If you answer that it is not acceptable and doing nothing is not an option, there are lessons that the business of sport could teach you. Before I share these lessons, I would like to provide an observation.
“In all my years of following professional sport I have not observed a team make a significant move in the standing without changing personnel.”
For those of you in non-sport organizations I understand this is an emotional topic. You may agree that likely it is not possible for your organization either and at the same time are reluctant to have the difficult conversations and make the difficult people decisions to move up in the standings. I feel that in your organization as sport those discussions can take place and decisions made while still being very respectful of the people involved.
Now let me share with you the lessons that I believe can be learned from sport. First is to create a culture of accountability at all levels and secondly it is all about the talent.
Imagine a team you may follow and how they changed their fate. A simple team model would consist of the owner, executive, management, coaches and players. When the owner decides that they want to move up, it is not only about the players: the accountability is at all levels. If the talent is not there to compete then some players may be changed and added. It is more common that an analysis is done of the complete organization. Do they have the executive to take the goals and develop a strategy to execute? Have they built the organization to deliver? At the management level, have they set the structure and hired the right people to identify, recruit, select and develop the players needed to achieve? When we look at the coaches, are they the right ones to get the best from the players and give them the opportunity to succeed?

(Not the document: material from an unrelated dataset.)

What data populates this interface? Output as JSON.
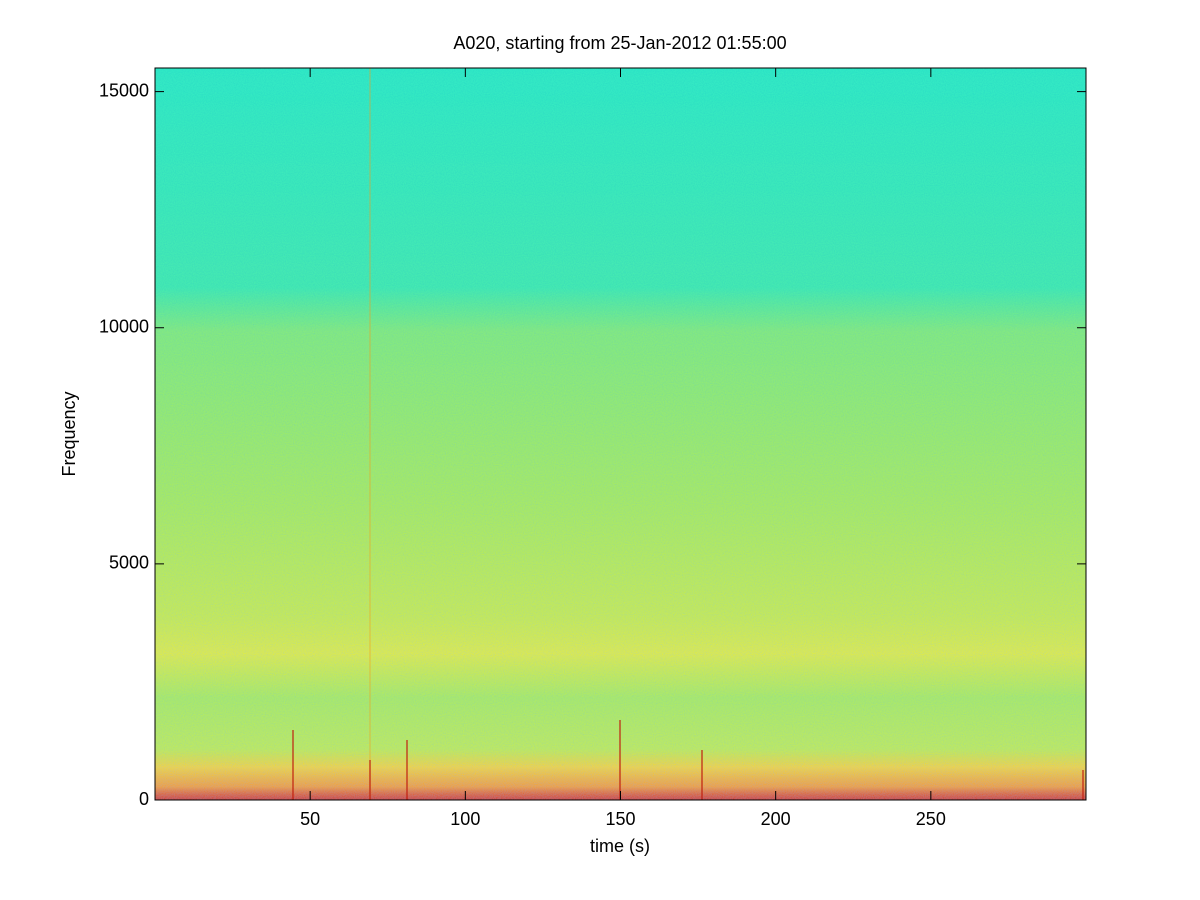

It has been my experience that organizations tend to focus too much at the player level without the analysis. Just like sport, the visible deficiencies become apparent on the frontline.
Could you imagine a sports team saying, a player was just injured or is retiring soon we need to look for a replacement? In the business of sport, talent is in focus and the topic of discussion all the time. They are always looking for the talent that can make them better, while developing the talent they currently have. They look throughout their own organization as well as competitors and even non-sport related organizations for the best talent. It is also important to note that this search is everyone’s responsibility from owner to players. I have observed as well that when it comes to making the decision on changing or adding talent, ownership and executive are fully involved.
Are you ready to move up in the standings, build accountability, take an active role in the process and prepared to make the necessary decisions?